Commemorating Evildoers

Convenors

Prof. Dr. Oliver Hallich (University of Duisburg- Essen, Germany); oliver.hallich@uni-due.de
Dr Paula Satne (University of Wolverhampton, United Kingdom); P.Satne@wlv.ac.uk


*All times are British Summer Time (BST)

Wednesday 8th September

First Session

10.30 am to 14.20 pm (UK time)

11 to 11.50hs: Might erasing history be problematic after all

Dr. Anja Berninger (Georg-August-Universität Göttingen)

 

12 to 12.50hs: It was a different time: Judging the past by today’s standards

Dr Alfred Archer (Tilburg University)

 

13.10hs to 14.20hs: Memorial culture and the work on myth

Ms Seraphine Appel (Pompeu Fabra University)

 

Second Session

15.30 to 17.20 hs (UK time)

15.30 to 16.20 hs:  Commemorations as speech acts

Ms Marie Evanston (University of California at Riverside)

 

  1. 30 to 17.20hs: Evaluating the ‘free speech’ objection to removing tainted political symbols

Dr Tuomas Manninen (Arizona State University)

 

Thursday 9th September 2021

Third Session

11 to 14.20hs (UK time)

11 to 11.50hs: Decolonising statues: metaphysics and history

Dr Jana Cattien (University of Amsterdam) and

Dr Richard Stopford  (Durham University)

 

12 to 12.50hs:  Aesthetic moralism and public statuary

Dr Craig K. Agule (Rutgers University – Camden)

 

13.10 to 14.20hs: Appropriate admiration

Dr Kyle Fruh (Duke Kunshan University)

 

Fourth Session

15.30 to 17.30hs (UK time)

15.30 to 16.20hs: Vindicating cross-generational blame: Why toppling and defacing statues of Christopher Columbus and Robert E. Lee is appropriate

Dr Eric Bayruns García  (California State University, San Bernardino)

 

Keynote talk: 16.30 to 17.30hs: Commemoration and the vice of globalism

Dr Benjamin Matheson (Ludwig Maximilian University of Munich)

 

17.30 to 18hs

Informal social chat & end of workshop (bring your own drinks)

 

Edward Colston (1636–1721) was a Bristol-born merchant who made some of his fortune from the slave trade. Yet, in the 19th century he was seen mainly as a philanthropist. In 1895, the city of Bristol erected a monument in his honour in the area now known as The Centre. The statue became controversial by the end of the 20th century, as Colston’s activities as a major slave trader became more widely acknowledged. Since 1990, there had been unsuccessful campaigns and petitions calling for the removal of the statue. On 7 June 2020, during the global protests following the killing of George Floyd in the United States, Colston’s statue was pulled down by demonstrators. The statue was then rolled down Anchor Road and pushed into Bristol Harbour. A debate then ensued. While some saw the toppling of the statue as an act of vandalism entailing criminal damage, others saw it as a legitimate way of condemning atrocity and protesting racism and inequality. Others thought that the statue should have been brought down with the consent of the local government and the general public.

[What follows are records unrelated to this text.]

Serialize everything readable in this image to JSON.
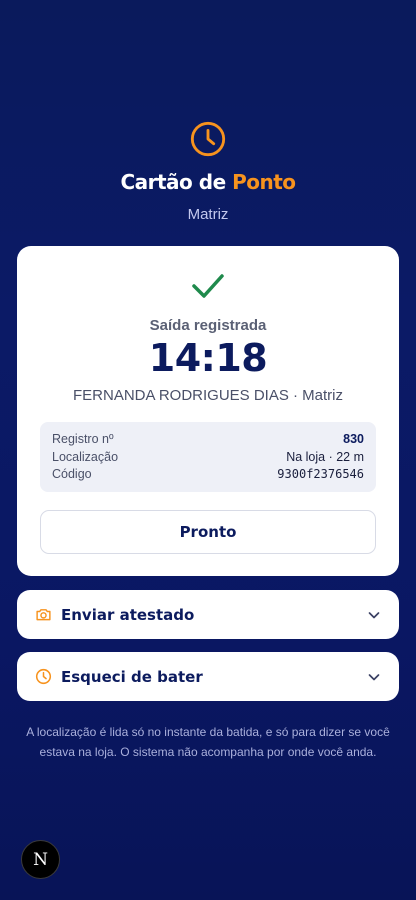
{
  "header": {
    "brand_part1": "Cartão de ",
    "brand_part2": "Ponto",
    "subtitle": "Matriz"
  },
  "confirmation": {
    "status": "Saída registrada",
    "time": "14:18",
    "employee_line": "FERNANDA RODRIGUES DIAS · Matriz",
    "details": [
      {
        "label": "Registro nº",
        "value": "830"
      },
      {
        "label": "Localização",
        "value": "Na loja · 22 m"
      },
      {
        "label": "Código",
        "value": "9300f2376546"
      }
    ],
    "done_label": "Pronto"
  },
  "accordions": [
    {
      "label": "Enviar atestado",
      "icon": "camera-icon"
    },
    {
      "label": "Esqueci de bater",
      "icon": "clock-icon"
    }
  ],
  "footnote": "A localização é lida só no instante da batida, e só para dizer se você estava na loja. O sistema não acompanha por onde você anda.",
  "badge": {
    "letter": "N"
  },
  "colors": {
    "accent": "#f7931e",
    "primary": "#0c1b5e",
    "success": "#1f8a4c",
    "background": "#0b1a66"
  }
}
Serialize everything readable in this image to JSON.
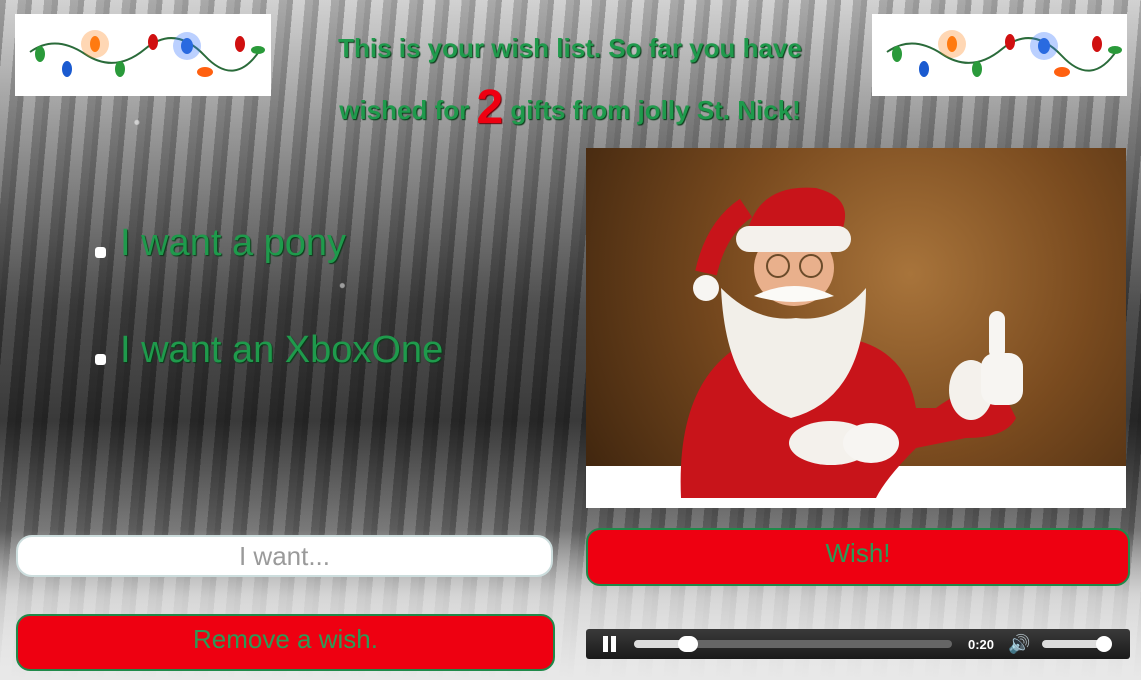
{
  "heading": {
    "line1": "This is your wish list. So far you have",
    "prefix": "wished for",
    "count": "2",
    "suffix": "gifts from jolly St. Nick!"
  },
  "wishes": [
    {
      "text": "I want a pony"
    },
    {
      "text": "I want an XboxOne"
    }
  ],
  "input": {
    "placeholder": "I want..."
  },
  "buttons": {
    "wish": "Wish!",
    "remove": "Remove a wish."
  },
  "player": {
    "time": "0:20",
    "progress_percent": 17,
    "volume_percent": 100
  },
  "icons": {
    "pause": "pause-icon",
    "volume": "volume-icon"
  },
  "colors": {
    "accent_red": "#ee0011",
    "accent_green": "#1f9a4c"
  }
}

The toppling of Colston’s statue raises a variety of issues in philosophy, ethics and political theory, including issues related to the ethics of memory and forgiveness, the moral and political value of protesting, the legitimacy of historical moral judgements, the relationship between aesthetic and moral value, among many other issues.

The workshop will invite selected speakers and also call for papers to explore some of the following questions from a variety of theoretical and political perspectives:

  • What is the proper purpose of monuments and statues?
  • What is commemoration and what is it for?
  • How should we decide what monuments to erect (and keep) in public spaces?
  • Should we judge historical figures (and past authors) by today’s moral standards?
  • What kind of respect, if any, is an artwork owed?
  • Is it morally acceptable to destroy public artistic monuments?
  • Can a monument be artistically beautiful or valuable while being also morally despicable?
  • Are the protestors guilty or erasing history (“cancel culture”) or are they engaging with history. In other words, are they desecrating or are they in fact making a commemoration?